Dem mit der „Blume von Hawaii“ im Knopfloch auf seinem „Ball im Savoy“ tanzenden ungarisch-jüdischen, aber eigentlich deutschen Star der Berliner Operette gelang es 1934 nicht mehr, sein „Märchen im Grand-Hotel“ im Deutschland der Nazis herauszubringen. In Wien ging es gerade noch. Danach wurde es sehr finster. Nicht nur für Abraham und seine Musik. Sein Librettist Fritz Löhner-Beda etwa wurde 1942 in Auschwitz ermordet. Abraham rettete sich via Kuba in die USA, wo er nie Fuß fassen konnte und obendrein schwer erkrankte. Als ihn 1956 ein Freundeskreis zurück nach Deutschland holte, drang diese Rückkehr schon nicht mehr zu seinem zerrütteten Geist durch. Er wähnte sich Zeit seines Restlebens in New York kurz vor einem neuen Erfolg.

Szenenbild aus „Märchen im Grand-Hotel“
Szenenbild aus „Märchen im Grand-Hotel“

Barrie Koskys Einsatz für Paul Abraham hat Folgen.

Nicht nur wegen der unstrittigen Qualität seiner Musik, auch wegen dieser Biografie ist die Vehemenz und der nachhaltige Erfolg, mit denen sich Barrie Kosky als Intendant der Komischen Oper Berlin und als Regisseur für die Werke von Abraham eingesetzt hat, höchst verdienstvoll. Nachdem Kosky sich mit einer konzertanten Fassung als Märchenerzähler im Grand-Hotel betätigt hatte, zogen viele größere und kleine Bühnen nach. Wenn es dann auch für Häuser wie das Theater Nordhausen wieder eine Option (und eine Alternative zu „Die Fledermaus“ oder „Gräfin Mariza“) ist, um dem Publikum mit flottem Operetten-Klamauk einzuheizen, dann hat es das Werk zurück ins Repertoire geschafft.

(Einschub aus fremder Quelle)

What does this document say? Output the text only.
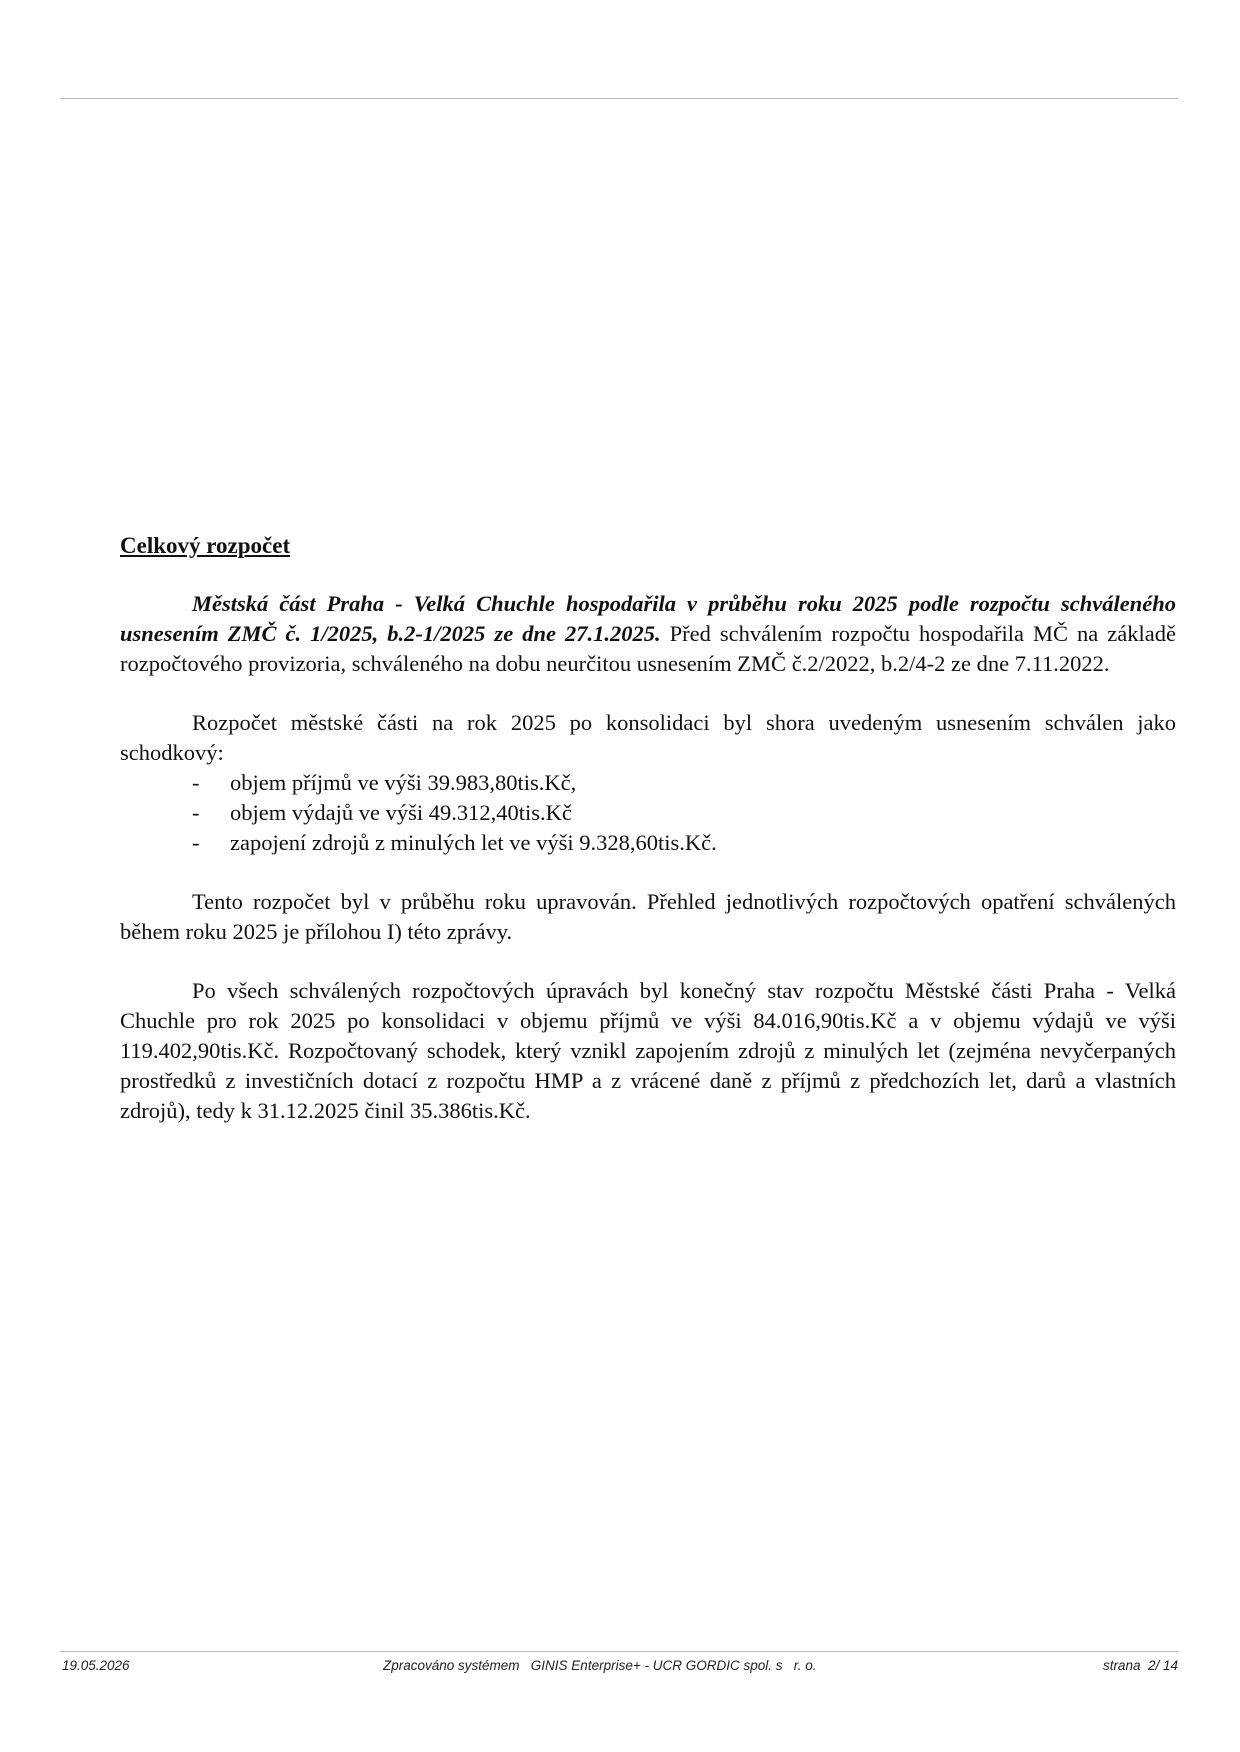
Celkový rozpočet

Městská část Praha - Velká Chuchle hospodařila v průběhu roku 2025 podle rozpočtu schváleného usnesením ZMČ č. 1/2025, b.2-1/2025 ze dne 27.1.2025. Před schválením rozpočtu hospodařila MČ na základě rozpočtového provizoria, schváleného na dobu neurčitou usnesením ZMČ č.2/2022, b.2/4-2 ze dne 7.11.2022.

Rozpočet městské části na rok 2025 po konsolidaci byl shora uvedeným usnesením schválen jako schodkový:

- objem příjmů ve výši 39.983,80tis.Kč,
- objem výdajů ve výši 49.312,40tis.Kč
- zapojení zdrojů z minulých let ve výši 9.328,60tis.Kč.

Tento rozpočet byl v průběhu roku upravován. Přehled jednotlivých rozpočtových opatření schválených během roku 2025 je přílohou I) této zprávy.

Po všech schválených rozpočtových úpravách byl konečný stav rozpočtu Městské části Praha - Velká Chuchle pro rok 2025 po konsolidaci v objemu příjmů ve výši 84.016,90tis.Kč a v objemu výdajů ve výši 119.402,90tis.Kč. Rozpočtovaný schodek, který vznikl zapojením zdrojů z minulých let (zejména nevyčerpaných prostředků z investičních dotací z rozpočtu HMP a z vrácené daně z příjmů z předchozích let, darů a vlastních zdrojů), tedy k 31.12.2025 činil 35.386tis.Kč.

19.05.2026	Zpracováno systémem   GINIS Enterprise+ - UCR GORDIC spol. s   r. o.	strana  2/ 14
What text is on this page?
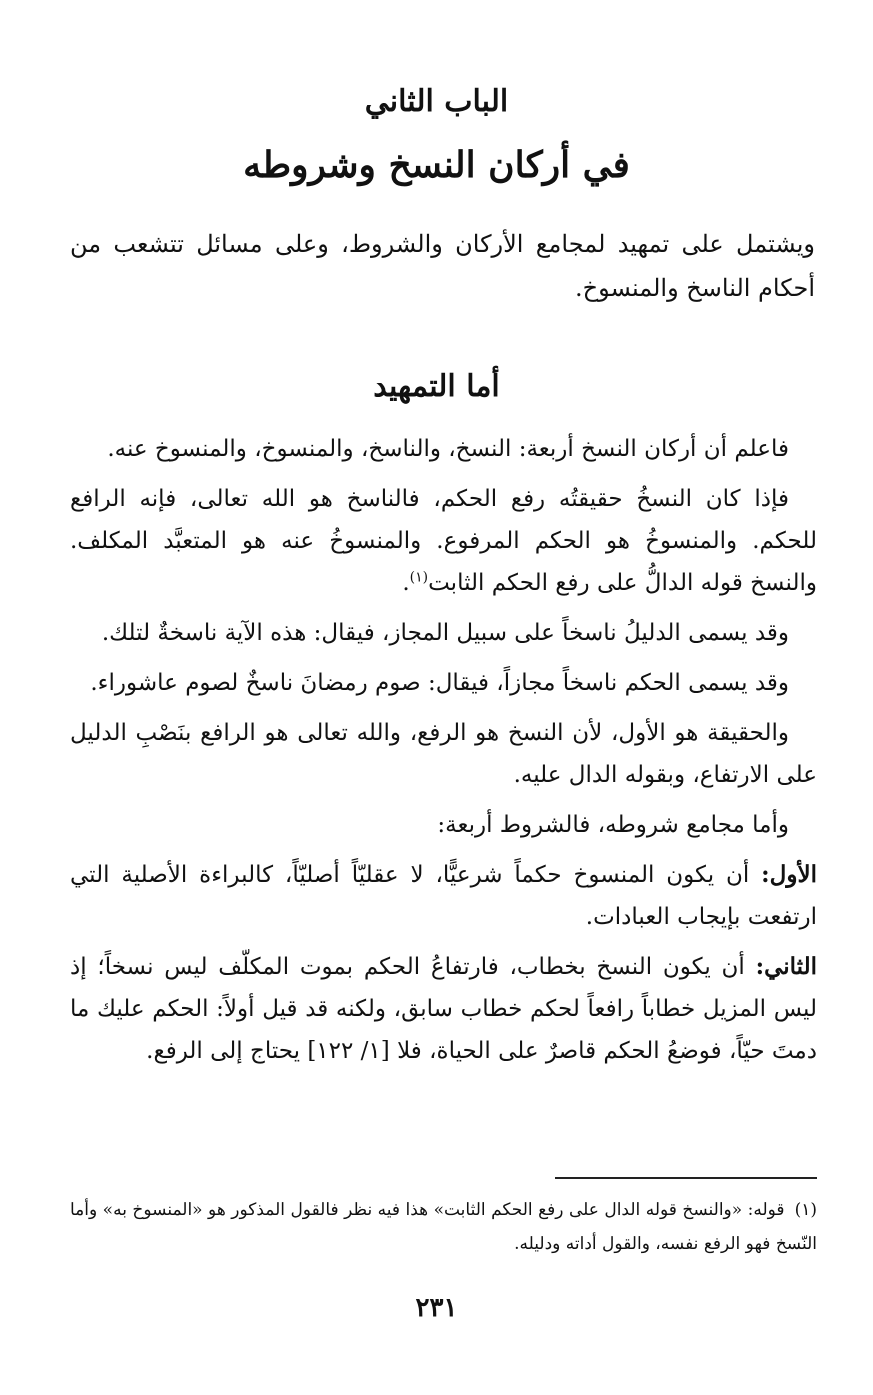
الباب الثاني
في أركان النسخ وشروطه
ويشتمل على تمهيد لمجامع الأركان والشروط، وعلى مسائل تتشعب من أحكام الناسخ والمنسوخ.
أما التمهيد

فاعلم أن أركان النسخ أربعة: النسخ، والناسخ، والمنسوخ، والمنسوخ عنه.

فإذا كان النسخُ حقيقتُه رفع الحكم، فالناسخ هو الله تعالى، فإنه الرافع للحكم. والمنسوخُ هو الحكم المرفوع. والمنسوخُ عنه هو المتعبَّد المكلف. والنسخ قوله الدالُّ على رفع الحكم الثابت$^{(١)}$.

وقد يسمى الدليلُ ناسخاً على سبيل المجاز، فيقال: هذه الآية ناسخةٌ لتلك.

وقد يسمى الحكم ناسخاً مجازاً، فيقال: صوم رمضانَ ناسخٌ لصوم عاشوراء.

والحقيقة هو الأول، لأن النسخ هو الرفع، والله تعالى هو الرافع بنَصْبِ الدليل على الارتفاع، وبقوله الدال عليه.

وأما مجامع شروطه، فالشروط أربعة:

الأول: أن يكون المنسوخ حكماً شرعيًّا، لا عقليّاً أصليّاً، كالبراءة الأصلية التي ارتفعت بإيجاب العبادات.

الثاني: أن يكون النسخ بخطاب، فارتفاعُ الحكم بموت المكلّف ليس نسخاً؛ إذ ليس المزيل خطاباً رافعاً لحكم خطاب سابق، ولكنه قد قيل أولاً: الحكم عليك ما دمتَ حيّاً، فوضعُ الحكم قاصرٌ على الحياة، فلا [١/ ١٢٢] يحتاج إلى الرفع.

(١)قوله: «والنسخ قوله الدال على رفع الحكم الثابت» هذا فيه نظر فالقول المذكور هو «المنسوخ به» وأما النّسخ فهو الرفع نفسه، والقول أداته ودليله.
٢٣١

„Hollywood meets europäischen Hochadel“

Dass der Plot seine Funken aus einem „Hollywood meets europäischen Hochadel“ schlägt, ist durchaus eine zwar alte, aber immer noch begehbare Brücke in die Gegenwart. Man traut beiden einen gewissen Hang zum Übergriff auf den jeweils anderen zu. In Hollywood sucht Filmmagnat Sam Macintosh (Florian Tavic) nach neuen Ideen für Filmsujets. Seine clevere Tochter Marylou (emanzipiert selbstbewusst: Julia Steingaß) will an der Côte d’Azur unter den dort ihr Exil zelebrierenden Nobilitäten das Personal für einen Film casten, den sie dann mit genau diesen Herrschaften drehen will. Die Infantin von Spanien Isabella (Yuval Oren wechselt mühelos zwischen Habitus der Infantin und dem Sexappeal einer Diva, wobei der Unterschied bei ihr marginal wird) ist die ranghöchste Kandidatin. Die genretypische Lovestory zeigt sich zunächst vor allem im liebestollen Zimmerkellner-Tollpatsch Albert, der nur deshalb nicht achtkantig rausfliegt, weil er der Sohn des Hotel(ketten)-Besitzers ist und inkognito einer von der Pike-auf-Anweisung des Papas folgt.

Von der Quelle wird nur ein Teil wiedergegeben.